(19)

64 20 8
                                    

Ana mengecek satu per satu halaman buku itu. Ia membolak balik, hanya untuk memastikan sesuatu yang terjadi dan menurutnya aneh. Bagaimana bisa ia tidak menyadari ini? Apakah ia sudah terlambat? Ana menggeleng.

Buku itu, tulisan demi tulisan tangan yang ada di sana seperti menghilang. Ana baru menyadari kalau tulisan-tulisan di sana semakin memudar. Kini gadis itu menyimpan buku di laci, lalu mondar-mandir di kamarnya sambil memegang dagu.

Gadis itu berjalan, terus berjalan dan terus berpikir. Ia menerka-nerka apa yang akan terjadi nanti? Namun, Ana sudah berusaha berpikir dengan keras. Akan tetapi ia tidak menemukan satu pun jawaban yang memuaskannya. Gadis itu akhirnya duduk di tepi kasurnya lagi.

Ana mendesah pelan. "Gimana ini?"

Gadis itu menatap lantai kamar. Akhirnya ia menyerah. Ana merebahkan diri di kasur yang tidak terlalu empuk itu. Sebenarnya, ini masih terlalu pagi untuk tidur siang. Namun, gadis itu memaksakan diri memejamkan matanya agar segera terlelap.

"Huh, nggak bisa juga."

Setelah berpindah-pindah posisi tidur, membuka, menutup, kemudian membuka mata lagi, Ana akhirnya membiarkan dirinya tetap terjaga. Gadis itu kemudian duduk dan menatap rumah tetangga yang berjarak sekitar lima meter di sebelah kiri rumah ini. Entah kenapa, rumah satu-satunya sebelum hutan itu selalu terlihat sepi. Mau itu siang ataupun malam, rumah tersebut kelihatan tidak berpenghuni.

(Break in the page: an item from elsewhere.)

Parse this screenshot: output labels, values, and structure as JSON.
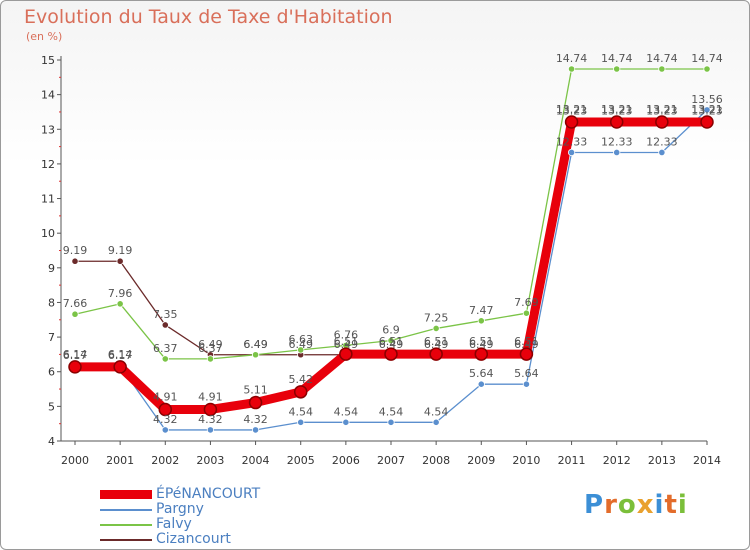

Ana tergelitik untuk melihatnya dari dekat, ia bergegas keluar dan memeriksa keadaan. Hanya ada Nenek di ruang tamu yang terlihat sibuk dengan benang dan jarum. Mau tak mau Ana berhenti dan membantu neneknya sebentar, memasukkan benang ke dalam jarum. Kemudian gadis itu berpamitan keluar dengan beralasan mencari angin. Nenek pun mengizinkan.

Setelah memeriksa sekitar, Ana berjalan-jalan menuju rumah itu. Rumah itu sama seperti rumah-rumah yang ada di desa ini, berbahan dasar kayu. Ukurannya tidak terlalu besar, pun tidak terlihat kecil juga. Gadis itu mengamati dari jauh sementara kakinya seakan berjalan sendiri. Akhirnya, Ana tiba di depan rumah tersebut dan lebih memperhatikan bangunan sederhana itu.

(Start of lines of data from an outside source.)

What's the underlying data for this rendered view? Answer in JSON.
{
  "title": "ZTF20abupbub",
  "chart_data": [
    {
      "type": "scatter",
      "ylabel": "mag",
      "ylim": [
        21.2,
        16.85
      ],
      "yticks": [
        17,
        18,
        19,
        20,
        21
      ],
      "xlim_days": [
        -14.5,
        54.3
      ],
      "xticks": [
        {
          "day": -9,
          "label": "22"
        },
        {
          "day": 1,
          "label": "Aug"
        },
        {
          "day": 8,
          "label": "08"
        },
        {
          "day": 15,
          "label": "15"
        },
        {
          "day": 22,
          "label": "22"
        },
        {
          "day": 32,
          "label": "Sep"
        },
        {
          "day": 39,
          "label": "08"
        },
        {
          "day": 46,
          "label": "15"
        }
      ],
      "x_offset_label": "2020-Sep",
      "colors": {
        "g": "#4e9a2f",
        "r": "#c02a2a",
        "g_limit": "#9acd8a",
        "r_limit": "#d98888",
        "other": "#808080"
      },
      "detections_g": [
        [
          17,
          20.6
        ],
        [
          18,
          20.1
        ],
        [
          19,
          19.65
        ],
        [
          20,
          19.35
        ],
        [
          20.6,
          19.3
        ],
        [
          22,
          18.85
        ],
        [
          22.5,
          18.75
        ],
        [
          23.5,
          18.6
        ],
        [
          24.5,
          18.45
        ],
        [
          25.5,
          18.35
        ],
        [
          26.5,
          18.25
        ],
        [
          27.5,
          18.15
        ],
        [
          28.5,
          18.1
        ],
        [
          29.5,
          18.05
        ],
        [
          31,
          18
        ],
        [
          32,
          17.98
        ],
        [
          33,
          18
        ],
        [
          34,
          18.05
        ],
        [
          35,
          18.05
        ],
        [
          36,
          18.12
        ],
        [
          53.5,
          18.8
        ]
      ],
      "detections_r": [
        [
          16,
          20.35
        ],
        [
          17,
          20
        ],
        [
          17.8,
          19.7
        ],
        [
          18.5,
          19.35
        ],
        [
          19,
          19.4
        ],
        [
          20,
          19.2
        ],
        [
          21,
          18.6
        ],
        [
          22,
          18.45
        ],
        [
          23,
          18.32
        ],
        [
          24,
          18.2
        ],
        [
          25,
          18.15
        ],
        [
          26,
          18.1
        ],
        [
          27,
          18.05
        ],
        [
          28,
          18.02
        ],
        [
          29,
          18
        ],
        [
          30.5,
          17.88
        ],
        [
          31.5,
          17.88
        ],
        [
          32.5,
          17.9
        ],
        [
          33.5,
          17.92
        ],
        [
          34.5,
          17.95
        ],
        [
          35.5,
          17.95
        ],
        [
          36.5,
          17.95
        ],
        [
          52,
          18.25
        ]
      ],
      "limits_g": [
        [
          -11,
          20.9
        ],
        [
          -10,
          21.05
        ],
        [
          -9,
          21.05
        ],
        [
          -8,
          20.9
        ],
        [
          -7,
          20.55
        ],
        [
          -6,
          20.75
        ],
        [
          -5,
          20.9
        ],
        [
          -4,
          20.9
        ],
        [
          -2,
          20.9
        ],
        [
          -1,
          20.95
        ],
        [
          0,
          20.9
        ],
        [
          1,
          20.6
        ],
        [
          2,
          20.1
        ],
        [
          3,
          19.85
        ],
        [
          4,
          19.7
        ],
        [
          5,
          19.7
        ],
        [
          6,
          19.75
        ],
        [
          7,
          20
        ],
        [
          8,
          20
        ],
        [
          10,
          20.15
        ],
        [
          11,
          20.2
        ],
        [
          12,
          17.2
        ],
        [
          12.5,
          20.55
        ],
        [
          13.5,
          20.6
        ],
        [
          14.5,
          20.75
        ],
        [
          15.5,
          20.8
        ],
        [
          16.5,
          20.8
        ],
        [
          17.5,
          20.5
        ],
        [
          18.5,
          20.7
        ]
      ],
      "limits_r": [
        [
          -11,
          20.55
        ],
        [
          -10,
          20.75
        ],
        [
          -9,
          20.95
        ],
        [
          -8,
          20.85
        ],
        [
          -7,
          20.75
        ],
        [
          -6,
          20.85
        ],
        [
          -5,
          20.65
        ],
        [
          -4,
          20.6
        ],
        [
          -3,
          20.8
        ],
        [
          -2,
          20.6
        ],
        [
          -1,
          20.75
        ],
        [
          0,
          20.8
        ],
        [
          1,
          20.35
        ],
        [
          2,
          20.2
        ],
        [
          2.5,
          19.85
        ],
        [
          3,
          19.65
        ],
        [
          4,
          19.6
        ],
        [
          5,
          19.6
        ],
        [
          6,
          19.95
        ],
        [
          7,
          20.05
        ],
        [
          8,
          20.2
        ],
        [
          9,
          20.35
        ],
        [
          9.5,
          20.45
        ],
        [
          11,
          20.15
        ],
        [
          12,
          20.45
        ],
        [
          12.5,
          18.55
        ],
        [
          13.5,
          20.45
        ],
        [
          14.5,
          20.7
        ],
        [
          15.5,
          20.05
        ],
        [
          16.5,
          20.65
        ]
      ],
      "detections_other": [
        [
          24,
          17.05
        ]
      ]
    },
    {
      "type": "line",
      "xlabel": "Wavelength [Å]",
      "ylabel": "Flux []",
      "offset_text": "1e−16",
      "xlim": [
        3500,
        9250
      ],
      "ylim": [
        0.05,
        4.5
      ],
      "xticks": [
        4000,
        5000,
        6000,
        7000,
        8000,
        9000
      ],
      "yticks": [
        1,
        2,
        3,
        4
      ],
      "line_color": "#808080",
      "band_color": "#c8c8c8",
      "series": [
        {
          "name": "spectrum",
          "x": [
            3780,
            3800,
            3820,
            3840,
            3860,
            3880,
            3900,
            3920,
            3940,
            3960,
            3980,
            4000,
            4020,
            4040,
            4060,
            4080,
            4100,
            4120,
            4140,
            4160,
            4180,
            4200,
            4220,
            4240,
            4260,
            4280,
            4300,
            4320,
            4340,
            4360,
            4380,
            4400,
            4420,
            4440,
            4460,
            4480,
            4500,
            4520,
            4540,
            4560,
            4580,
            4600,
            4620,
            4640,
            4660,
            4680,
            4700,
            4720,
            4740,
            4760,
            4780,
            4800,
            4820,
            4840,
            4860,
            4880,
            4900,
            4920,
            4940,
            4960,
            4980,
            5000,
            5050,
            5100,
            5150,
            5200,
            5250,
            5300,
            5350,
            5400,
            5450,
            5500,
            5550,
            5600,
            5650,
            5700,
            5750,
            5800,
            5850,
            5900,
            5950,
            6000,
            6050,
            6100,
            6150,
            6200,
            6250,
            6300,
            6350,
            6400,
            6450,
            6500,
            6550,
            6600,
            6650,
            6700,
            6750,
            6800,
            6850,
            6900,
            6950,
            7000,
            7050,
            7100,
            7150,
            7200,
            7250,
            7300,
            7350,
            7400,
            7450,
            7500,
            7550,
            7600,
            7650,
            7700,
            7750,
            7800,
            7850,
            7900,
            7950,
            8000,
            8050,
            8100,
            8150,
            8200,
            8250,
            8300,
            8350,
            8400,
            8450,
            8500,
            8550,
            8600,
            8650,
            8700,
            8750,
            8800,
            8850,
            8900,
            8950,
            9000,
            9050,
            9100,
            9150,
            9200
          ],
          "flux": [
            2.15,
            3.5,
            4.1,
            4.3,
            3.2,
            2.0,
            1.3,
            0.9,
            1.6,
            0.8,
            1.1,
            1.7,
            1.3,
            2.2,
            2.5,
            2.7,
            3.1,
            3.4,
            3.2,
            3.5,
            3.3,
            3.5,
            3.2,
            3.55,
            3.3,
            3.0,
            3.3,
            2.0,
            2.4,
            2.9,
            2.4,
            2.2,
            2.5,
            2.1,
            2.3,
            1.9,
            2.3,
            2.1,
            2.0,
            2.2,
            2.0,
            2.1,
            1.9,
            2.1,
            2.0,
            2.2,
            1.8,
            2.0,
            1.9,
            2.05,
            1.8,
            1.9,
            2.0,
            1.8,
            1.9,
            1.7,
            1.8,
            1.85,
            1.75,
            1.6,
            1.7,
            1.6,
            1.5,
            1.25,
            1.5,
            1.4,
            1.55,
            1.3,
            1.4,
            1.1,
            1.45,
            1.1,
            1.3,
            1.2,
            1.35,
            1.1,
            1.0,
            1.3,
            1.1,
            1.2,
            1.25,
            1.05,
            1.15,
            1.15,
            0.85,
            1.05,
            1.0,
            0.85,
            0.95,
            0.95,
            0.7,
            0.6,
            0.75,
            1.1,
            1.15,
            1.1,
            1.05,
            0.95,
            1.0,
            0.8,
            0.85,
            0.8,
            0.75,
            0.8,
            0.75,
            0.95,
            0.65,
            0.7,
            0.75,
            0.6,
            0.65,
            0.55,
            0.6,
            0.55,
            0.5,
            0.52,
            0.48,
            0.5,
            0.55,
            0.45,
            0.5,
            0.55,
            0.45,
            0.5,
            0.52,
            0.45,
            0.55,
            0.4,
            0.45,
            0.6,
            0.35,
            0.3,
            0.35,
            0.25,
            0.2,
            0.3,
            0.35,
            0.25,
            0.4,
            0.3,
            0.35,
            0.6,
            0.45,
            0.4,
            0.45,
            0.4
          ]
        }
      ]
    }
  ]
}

Rumah tersebut memiliki dua tiang untuk menyangga atap di terasnya. Ada semacam panggung yang terbuat dari papan dan teras itu sangat kotor. Kemudian di kiri dan kanannya penuh semak belukar, hingga di salah satu tiangnya itu Ana melihat seutas tanaman rambat yang melingkar.

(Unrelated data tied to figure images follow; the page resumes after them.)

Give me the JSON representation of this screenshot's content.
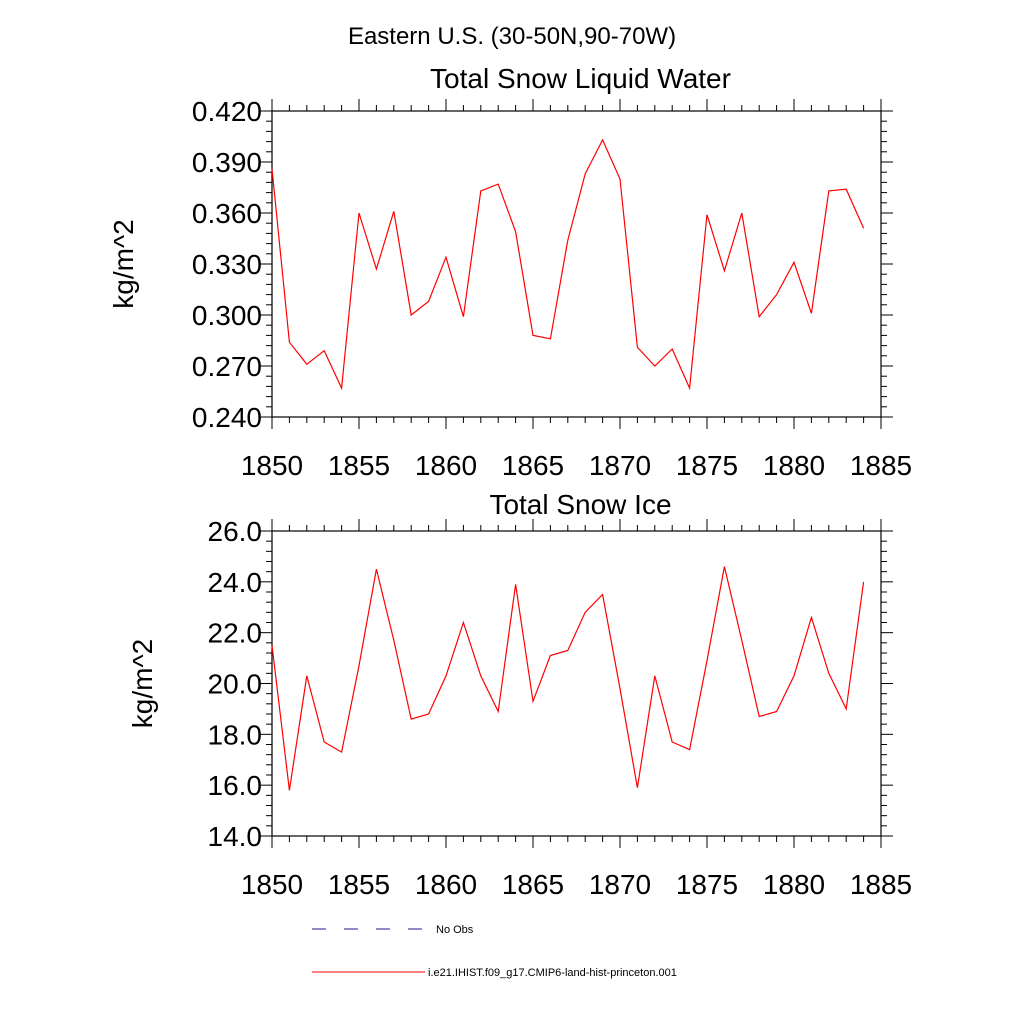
{
  "figure_title": "Eastern U.S. (30-50N,90-70W)",
  "legend": [
    {
      "label": "No Obs",
      "color": "#1a1a8c",
      "style": "dashed"
    },
    {
      "label": "i.e21.IHIST.f09_g17.CMIP6-land-hist-princeton.001",
      "color": "#ff0000",
      "style": "solid"
    }
  ],
  "chart_data": [
    {
      "type": "line",
      "title": "Total Snow Liquid Water",
      "xlabel": "",
      "ylabel": "kg/m^2",
      "xlim": [
        1850,
        1885
      ],
      "ylim": [
        0.24,
        0.42
      ],
      "x_ticks": [
        1850,
        1855,
        1860,
        1865,
        1870,
        1875,
        1880,
        1885
      ],
      "y_ticks": [
        "0.240",
        "0.270",
        "0.300",
        "0.330",
        "0.360",
        "0.390",
        "0.420"
      ],
      "grid": false,
      "series": [
        {
          "color": "#ff0000",
          "x": [
            1850,
            1851,
            1852,
            1853,
            1854,
            1855,
            1856,
            1857,
            1858,
            1859,
            1860,
            1861,
            1862,
            1863,
            1864,
            1865,
            1866,
            1867,
            1868,
            1869,
            1870,
            1871,
            1872,
            1873,
            1874,
            1875,
            1876,
            1877,
            1878,
            1879,
            1880,
            1881,
            1882,
            1883,
            1884
          ],
          "values": [
            0.386,
            0.284,
            0.271,
            0.279,
            0.257,
            0.36,
            0.327,
            0.361,
            0.3,
            0.308,
            0.334,
            0.299,
            0.373,
            0.377,
            0.349,
            0.288,
            0.286,
            0.344,
            0.383,
            0.403,
            0.38,
            0.281,
            0.27,
            0.28,
            0.257,
            0.359,
            0.326,
            0.36,
            0.299,
            0.312,
            0.331,
            0.301,
            0.373,
            0.374,
            0.351
          ]
        }
      ]
    },
    {
      "type": "line",
      "title": "Total Snow Ice",
      "xlabel": "",
      "ylabel": "kg/m^2",
      "xlim": [
        1850,
        1885
      ],
      "ylim": [
        14.0,
        26.0
      ],
      "x_ticks": [
        1850,
        1855,
        1860,
        1865,
        1870,
        1875,
        1880,
        1885
      ],
      "y_ticks": [
        "14.0",
        "16.0",
        "18.0",
        "20.0",
        "22.0",
        "24.0",
        "26.0"
      ],
      "grid": false,
      "series": [
        {
          "color": "#ff0000",
          "x": [
            1850,
            1851,
            1852,
            1853,
            1854,
            1855,
            1856,
            1857,
            1858,
            1859,
            1860,
            1861,
            1862,
            1863,
            1864,
            1865,
            1866,
            1867,
            1868,
            1869,
            1870,
            1871,
            1872,
            1873,
            1874,
            1875,
            1876,
            1877,
            1878,
            1879,
            1880,
            1881,
            1882,
            1883,
            1884
          ],
          "values": [
            21.5,
            15.8,
            20.3,
            17.7,
            17.3,
            20.7,
            24.5,
            21.7,
            18.6,
            18.8,
            20.3,
            22.4,
            20.3,
            18.9,
            23.9,
            19.3,
            21.1,
            21.3,
            22.8,
            23.5,
            19.8,
            15.9,
            20.3,
            17.7,
            17.4,
            20.9,
            24.6,
            21.7,
            18.7,
            18.9,
            20.3,
            22.6,
            20.4,
            19.0,
            24.0
          ]
        }
      ]
    }
  ]
}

"Kayaknya rumah ini kosong."

Gadis itu mencoba maju selangkah lebih dekat. Hingga kakinya menyentuh teras yang seperti panggung itu. Tangan Ana terjulur hendak membuka pintu. Ana seakan tersihir oleh sesuatu dan bergerak sesuai dengan instruksi sesuatu itu. Gadis yang selalu merasakan penasaran terhadap hal-hal yang baru itu memegang gagang pintu. Pintu cokelat yang terlihat rapuh itu ternyata masih kokoh.

"Ana?!"

Baru saja hendak menekan gagang, ia tersentak oleh suara panggilan neneknya. Ana menoleh dan mendapati ibu dari ibunya itu melambai. Mau tak mau gadis itu segera ke sana dan meninggalkan pintu yang sedang berderit terbuka. Belum jauh Ana melangkah, pintu itu kembali menutup, seakan-akan ada yang membantingnya dari dalam.

"Iya, Nek? Ada apa?"

Nenek segera menarik tangan cucunya itu dan menyeretnya ke dalam rumah. Terlihat raut kebingungan yang tercetak jelas di wajah Ana. Ana bertanya mengapa nenek bisa sekhawatir itu. Namun, nenek hanya mendekat hingga wajahnya tinggal berjarak beberapa sentimeter dari Ana.

"Jangan sekali-kali mendekati rumah itu. Penghuninya berbahaya." Nenek memperingati dengan ekspresi wajah yang agak menakutkan bagi Ana. Gadis itu mengangguk dan berjanji tidak akan ke rumah paling ujung itu lagi.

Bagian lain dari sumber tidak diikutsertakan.